Kenaikan imbal hasil atau yield Surat Berharga Negara (SBN) diprediksi akan memberikan dampak yang lebih signifikan bagi pasar obligasi korporasi pada paruh kedua tahun 2026. Analis mencatat bahwa reaksi obligasi perusahaan terhadap fluktuasi suku bunga biasanya tidak secepat obligasi pemerintah.
Fixed Income Analyst PT Manulife Aset Manajemen Indonesia, Doni Kuswantoro, mengungkapkan bahwa harga obligasi korporasi cenderung bersifat tertinggal atau lagging terhadap SBN. Kondisi ini dipicu oleh beberapa faktor struktural yang melekat pada pasar obligasi perusahaan.
Proses penerbitan yang kurang fleksibel serta frekuensi transaksi yang lebih rendah dibandingkan perdagangan SBN di pasar sekunder menjadi alasan utamanya. Selain itu, banyak investor obligasi korporasi yang lebih memilih strategi buy and hold atau menyimpan aset hingga jatuh tempo.
Karakteristik investor inilah yang menyebabkan penyesuaian yield di pasar tidak langsung tercermin secara instan. Doni menjelaskan bahwa tren kenaikan yield SBN yang terjadi sepanjang tahun ini berpotensi menyeret naik yield obligasi korporasi.
Dinamika Yield SBN dan Pengaruhnya ke Pasar
Data terbaru pada Selasa (26/5/2026) menunjukkan yield SBN tenor 10 tahun merangkak naik ke level 6,7 persen. Angka ini mengalami kenaikan cukup signifikan jika dibandingkan posisi awal tahun yang masih bertengger di kisaran 6 persen.
Kenaikan yield pada obligasi perusahaan dinilai sebagai fenomena yang wajar untuk mengikuti arah pergerakan yield SBN. Meski demikian, besaran penyesuaian tersebut akan sangat bergantung pada kualitas kredit dan kondisi fundamental masing-masing emiten.
Secara umum, arah pergerakan pasar tetap diperkirakan akan selaras dengan tren yang terjadi pada obligasi pemerintah. Lonjakan biaya pendanaan akibat kenaikan yield ini mulai menjadi pertimbangan serius bagi perusahaan yang berencana menerbitkan surat utang baru.
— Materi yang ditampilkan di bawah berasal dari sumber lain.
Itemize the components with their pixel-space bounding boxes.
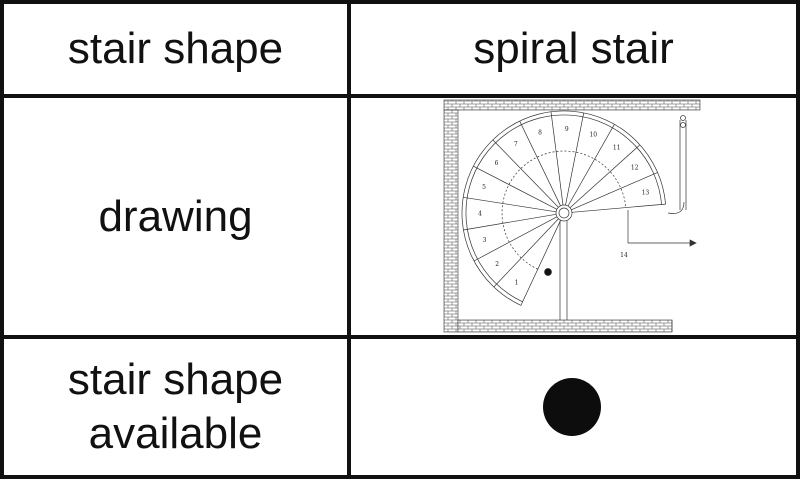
header-value: spiral stair — [473, 24, 674, 74]
available-label-cell: stair shape available — [4, 339, 347, 475]
tread-line — [463, 196, 557, 213]
stair-plan — [461, 110, 697, 320]
center-column-outer — [555, 204, 573, 222]
tread-line — [567, 124, 615, 207]
tread-line — [493, 218, 559, 288]
railing — [667, 120, 687, 214]
tread-line — [565, 112, 585, 206]
tread-line — [550, 111, 564, 206]
center-column — [558, 207, 570, 219]
step-number-label: 10 — [589, 131, 597, 138]
column-divider — [347, 4, 351, 475]
step-number-label: 12 — [631, 165, 639, 172]
available-label-line2: available — [88, 409, 263, 458]
handrail-line — [465, 114, 662, 303]
step-number-label: 11 — [613, 145, 621, 152]
tread-line — [571, 203, 666, 213]
top-wall — [443, 99, 701, 111]
step-number-label: 9 — [565, 126, 569, 133]
drawing-label-cell: drawing — [4, 98, 347, 335]
tread-line — [519, 120, 561, 206]
left-wall — [443, 109, 459, 333]
walk-line — [501, 150, 627, 270]
step-number-label: 8 — [538, 130, 542, 137]
drawing-label: drawing — [98, 191, 253, 241]
bottom-wall — [457, 319, 673, 333]
step-number-label: 5 — [482, 184, 486, 191]
header-label: stair shape — [67, 24, 284, 74]
start-dot — [544, 268, 552, 276]
step-number-label: 4 — [478, 211, 482, 218]
row-divider-2 — [4, 335, 796, 339]
step-number-label: 1 — [515, 279, 519, 286]
tread-line — [473, 216, 558, 262]
row-divider-1 — [4, 94, 796, 98]
step-number-label: 14 — [620, 252, 628, 259]
tread-line — [473, 165, 558, 210]
step-number-label: 2 — [495, 261, 499, 268]
step-number-label: 3 — [483, 237, 487, 244]
tread-line — [492, 139, 559, 208]
step-number-label: 6 — [495, 160, 499, 167]
tread-line — [571, 172, 658, 211]
tread-line — [463, 213, 557, 231]
header-label-cell: stair shape — [4, 4, 347, 94]
step-number-label: 13 — [642, 189, 650, 196]
header-value-cell: spiral stair — [351, 4, 796, 94]
tread-line — [569, 144, 641, 208]
availability-dot — [543, 378, 601, 436]
step-number-label: 7 — [514, 141, 518, 148]
available-label-line1: stair shape — [67, 355, 284, 405]
tread-line — [520, 220, 561, 306]
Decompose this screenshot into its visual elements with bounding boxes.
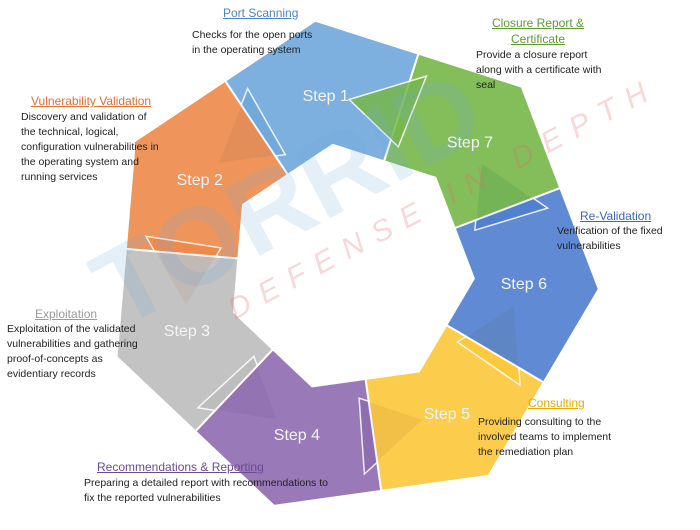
step2-label: Step 2 xyxy=(177,172,223,189)
step5-title: Consulting xyxy=(528,396,585,410)
step3-label: Step 3 xyxy=(164,323,210,340)
step7-segment xyxy=(383,52,562,230)
step7-arrow-icon xyxy=(347,74,428,149)
step4-desc: Preparing a detailed report with recomme… xyxy=(84,477,328,504)
step6-label: Step 6 xyxy=(501,276,547,293)
step2-desc: Discovery and validation of the technica… xyxy=(21,111,159,183)
step6-title: Re-Validation xyxy=(580,209,652,223)
step5-desc: Providing consulting to the involved tea… xyxy=(478,416,612,458)
step1-desc: Checks for the open ports in the operati… xyxy=(192,29,313,56)
step3-title: Exploitation xyxy=(35,307,98,321)
step2-title: Vulnerability Validation xyxy=(31,94,152,108)
step7-desc: Provide a closure report along with a ce… xyxy=(476,49,602,91)
step1-title: Port Scanning xyxy=(223,6,299,20)
step1-label: Step 1 xyxy=(303,88,349,105)
step4-label: Step 4 xyxy=(274,427,320,444)
step7-label: Step 7 xyxy=(447,134,493,151)
step6-desc: Verification of the fixed vulnerabilitie… xyxy=(557,225,663,252)
step5-label: Step 5 xyxy=(424,406,470,423)
step7-title: Closure Report & Certificate xyxy=(491,16,585,46)
step3-desc: Exploitation of the validated vulnerabil… xyxy=(7,323,138,380)
step4-title: Recommendations & Reporting xyxy=(97,460,264,474)
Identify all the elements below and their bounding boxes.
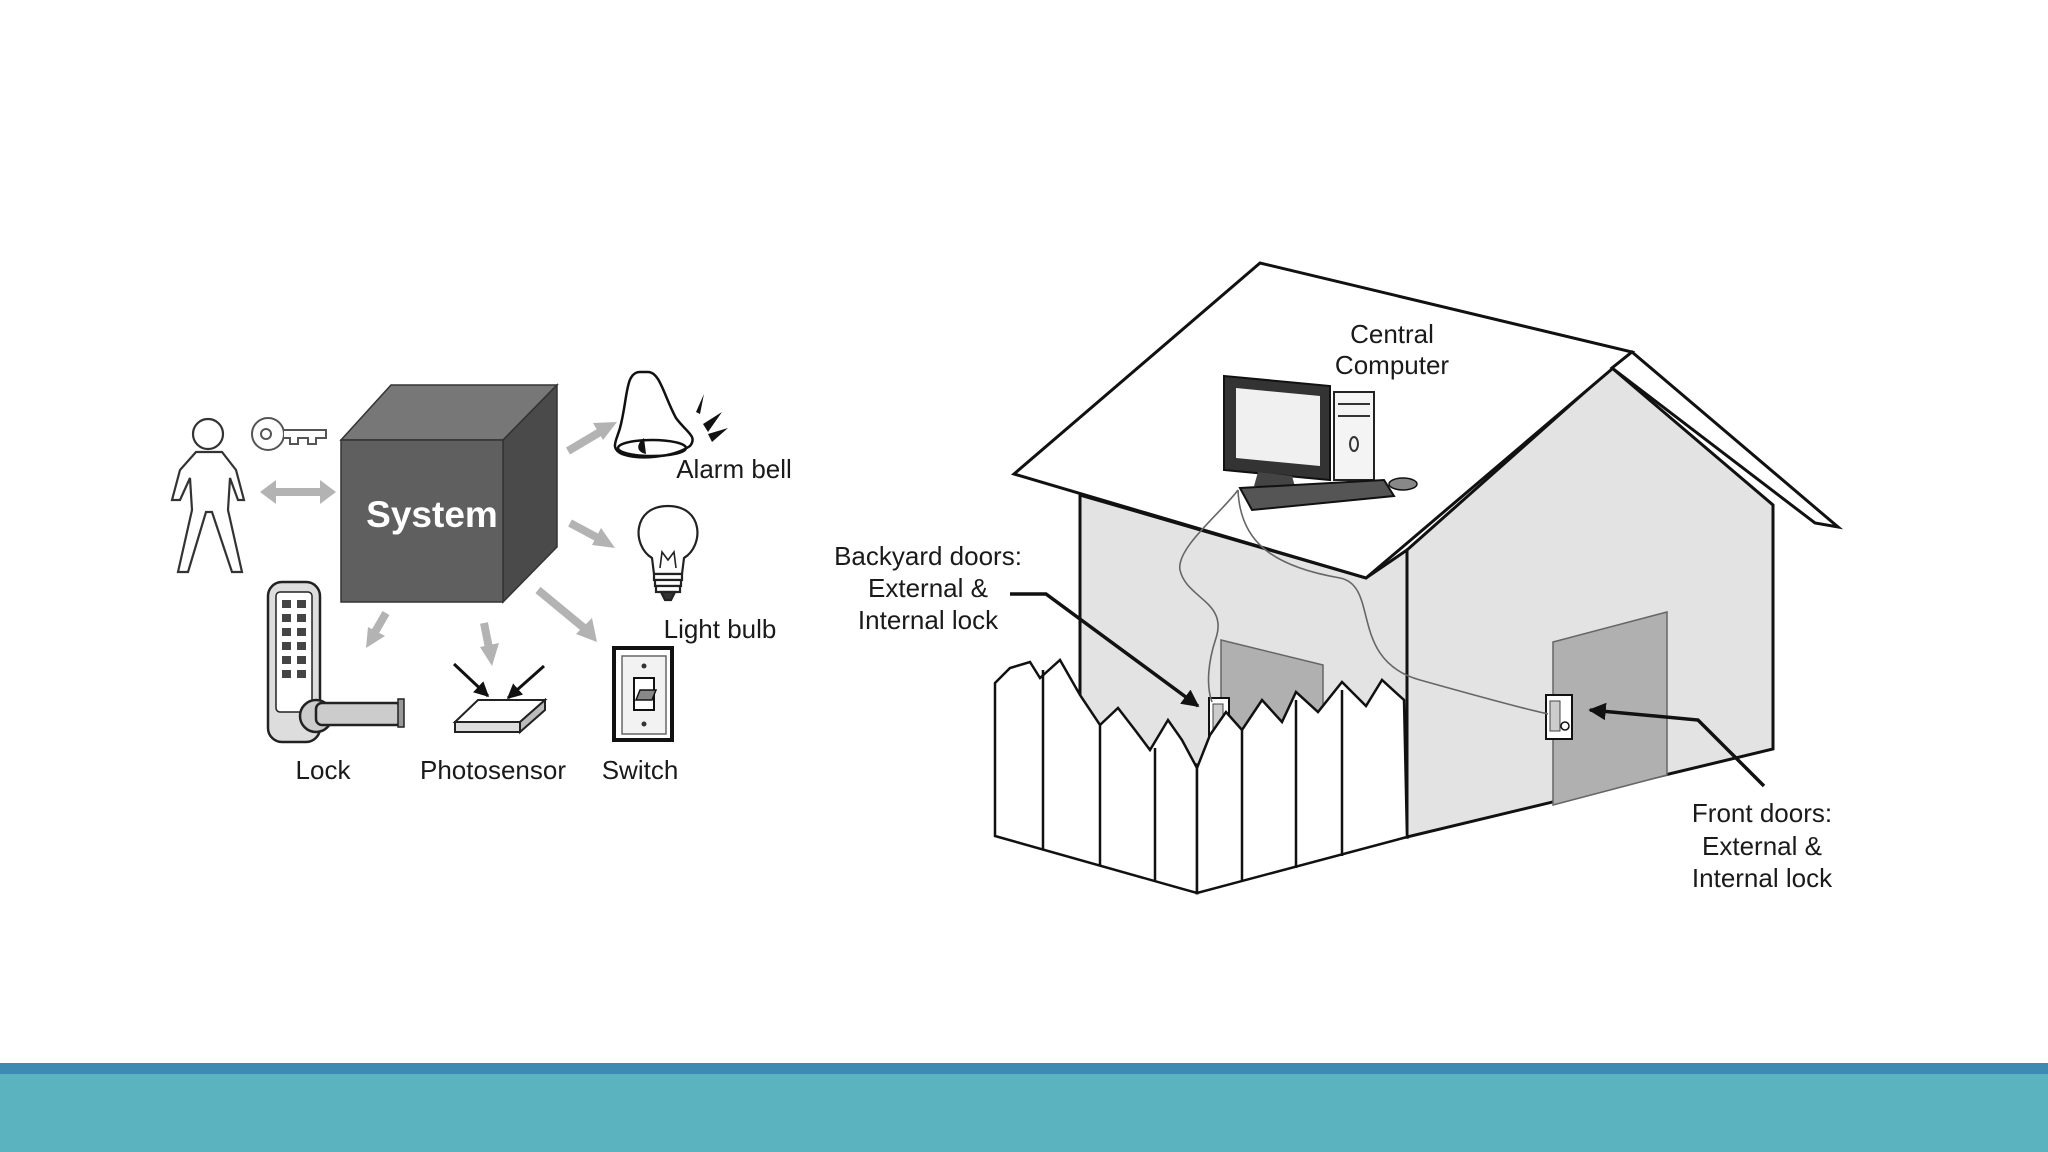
house-diagram: Central Computer Backyard doors: Externa…: [834, 261, 1844, 895]
system-output-arrows: [366, 422, 617, 666]
computer-wires: [1179, 489, 1549, 715]
switch-label: Switch: [602, 755, 679, 785]
front-label-line3: Internal lock: [1692, 863, 1833, 893]
lightbulb-icon: [637, 504, 699, 602]
system-box: System: [339, 383, 559, 604]
bell-icon: [613, 370, 728, 459]
front-lock-box: [1545, 694, 1573, 740]
backyard-label-line2: External &: [868, 573, 988, 603]
desktop-computer-icon: [1223, 374, 1418, 512]
lock-label: Lock: [296, 755, 352, 785]
wall-switch-icon: [612, 646, 674, 742]
roof-right-slope: [1609, 350, 1844, 530]
lock-pointer-arrows: [1010, 592, 1766, 788]
picket-fence: [993, 658, 1409, 895]
alarm-bell-label: Alarm bell: [676, 454, 792, 484]
footer-band: [0, 1074, 2048, 1152]
front-door: [1552, 611, 1668, 806]
keypad-lock-icon: [266, 580, 405, 744]
key-icon: [251, 417, 327, 451]
system-diagram: System: [170, 370, 792, 785]
person-system-arrow: [260, 480, 336, 504]
computer-label-line2: Computer: [1335, 350, 1449, 380]
front-label-line1: Front doors:: [1692, 798, 1832, 828]
photosensor-label: Photosensor: [420, 755, 566, 785]
backyard-label-line1: Backyard doors:: [834, 541, 1022, 571]
system-label: System: [366, 494, 498, 535]
computer-label-line1: Central: [1350, 319, 1434, 349]
photosensor-icon: [452, 662, 548, 735]
backyard-label-line3: Internal lock: [858, 605, 999, 635]
footer-accent-line: [0, 1063, 2048, 1074]
light-bulb-label: Light bulb: [664, 614, 777, 644]
front-label-line2: External &: [1702, 831, 1822, 861]
person-icon: [170, 417, 246, 574]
Pertumbuhan Penerbitan Obligasi Korporasi
Meskipun dibayangi kenaikan yield, minat perusahaan untuk menghimpun dana melalui pasar modal terpantau masih cukup solid. Data dari Pefindo menunjukkan adanya pertumbuhan positif dalam aktivitas penerbitan obligasi hingga bulan April 2026.
Berikut adalah ringkasan data penerbitan dan perkembangan yield obligasi korporasi:
- Realisasi penerbitan obligasi korporasi hingga April 2026 mencapai Rp 67,05 triliun.
- Terjadi pertumbuhan sebesar 20,56 persen jika dibandingkan dengan periode yang sama pada tahun sebelumnya.
- Yield obligasi korporasi tenor tiga tahun kategori AAA berada di level 5,8 persen pada kuartal I 2026.
- Posisi yield saat ini masih jauh lebih rendah dibandingkan kuartal I 2025 yang pernah menyentuh level 7 persen.
Pertumbuhan yang cukup agresif ini didorong oleh level yield pada periode Januari hingga April 2026 yang relatif lebih terjangkau. Hal ini menciptakan momentum bagi emiten untuk mengamankan pendanaan sebelum terjadi kenaikan biaya yang lebih tinggi.
Sebagai perbandingan, yield pada kuartal pertama tahun ini hanya sedikit lebih tinggi dari posisi kuartal IV 2025 yang berada di angka 5,7 hingga 5,8 persen. Situasi pasar yang masih dinamis ini menuntut investor untuk lebih jeli dalam memantau pergerakan suku bunga ke depan.